Review of Cowboys

Cowboys (1980–1981)
9/10
''If a job's worth doing, it's worth doing wrong!''
16 February 2016
Warning: Spoilers
'Cowboys' was a very funny little series from 1980 which despite starring some of Britain's finest comedy talent ( not to mention an award-winning screenwriter ), has surprisingly ( and unfairly ) been forgotten. Now, let me start off by stating that this sitcom has absolutely nothing to do with baccy-chewing, gun slinging rednecks in the wild West but is in fact all about bone-idle, incompetent builders. Meet Joe Jones ( played to the hilt by the late Roy Kinnear ), managing director of Joe Jones. Ltd, a building firm which Joe started up after his used car business ceased trading. His only workmen are short-tempered plumber Richard Geyser ( Colin Welland, author of the Oscar winning 'Chariots Of Fire' ) who has a fondness for strange sandwiches, drunken Irish painter/decorator Wobbly Ron ( David Kelly, who coincidentally played another cowboy workman in the 'Fawlty Towers' episode 'The Builders' ) and gormless van driver Eric ( James Wardroper, the nephew of the show's producer Michael Mills ) whose driving skills would frighten a destruction derby driver.

Everything they did would end in disaster. In the first episode, they were given the job of renovating a dangerously dilapidated house which by the time they have had a go at it collapses completely. In another episode they were given the job of painting a local police station, however the paint they were using was the same stolen paint the police were trying to track down and in another they were required to add an extra sink in a hospital sluice room, which then culminated in the entire hospital being flooded.

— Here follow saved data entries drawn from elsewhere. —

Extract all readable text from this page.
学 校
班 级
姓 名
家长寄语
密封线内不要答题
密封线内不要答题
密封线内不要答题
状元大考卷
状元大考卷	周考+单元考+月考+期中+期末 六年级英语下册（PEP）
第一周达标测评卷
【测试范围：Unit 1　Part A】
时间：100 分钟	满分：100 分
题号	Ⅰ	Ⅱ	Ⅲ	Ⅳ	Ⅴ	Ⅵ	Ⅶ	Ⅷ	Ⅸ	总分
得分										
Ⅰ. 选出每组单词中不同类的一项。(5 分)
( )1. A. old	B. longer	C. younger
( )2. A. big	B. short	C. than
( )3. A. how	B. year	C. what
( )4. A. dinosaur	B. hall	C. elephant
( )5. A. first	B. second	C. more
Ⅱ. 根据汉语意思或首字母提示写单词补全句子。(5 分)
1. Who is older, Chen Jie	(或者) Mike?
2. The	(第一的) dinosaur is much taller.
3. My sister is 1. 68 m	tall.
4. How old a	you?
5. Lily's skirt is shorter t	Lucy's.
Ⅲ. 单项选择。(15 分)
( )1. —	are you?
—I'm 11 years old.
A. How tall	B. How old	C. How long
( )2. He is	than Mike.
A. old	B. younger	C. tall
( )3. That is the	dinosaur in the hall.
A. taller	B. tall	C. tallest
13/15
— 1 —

As Jones, Kinnear hammed it up for all it was worth. I found it hilarious the way he grumbled and buried his chin into his chest whenever questioned about the relationship between him and his secretary Doreen ( the late Debbie Linden ), who was replaced in series two by the dim-witted ( and noticeably less attractive ) Muriel Bailey, who was portrayed by Janine Duvitski. Colin Welland stood out from all though as the grumpy plumber Geyser, though David Kelly got many of the laughs as Wobbly Ron. I felt his role as one-armed dishwasher Albert Riddle in 'Robin's Nest' never did him justice. Irritating though was James Wardroper as Eric, who when not shouting ''Knockout!'' whilst jumping in the air is causing mass destruction with his reckless driving.

After 'Cowboys' ended, Kinnear took the lead role in what would be his final sitcom, the short lived 'The Clairvoyant', penned by Roy Clarke in which he was a used car salesman who thinks he has developed psychic powers after being involved in a hit and run accident. Sadly, not many viewers cared for the show and as a result it never made it past a first series. Peter Learmouth, who wrote the show, later wrote medical sitcom 'Surgical Spirit' and then the dire 'Let Them Eat Cake' ( which starred Dawn French and Jennifer Saunders ) but 'Cowboys' in my opinion was his best.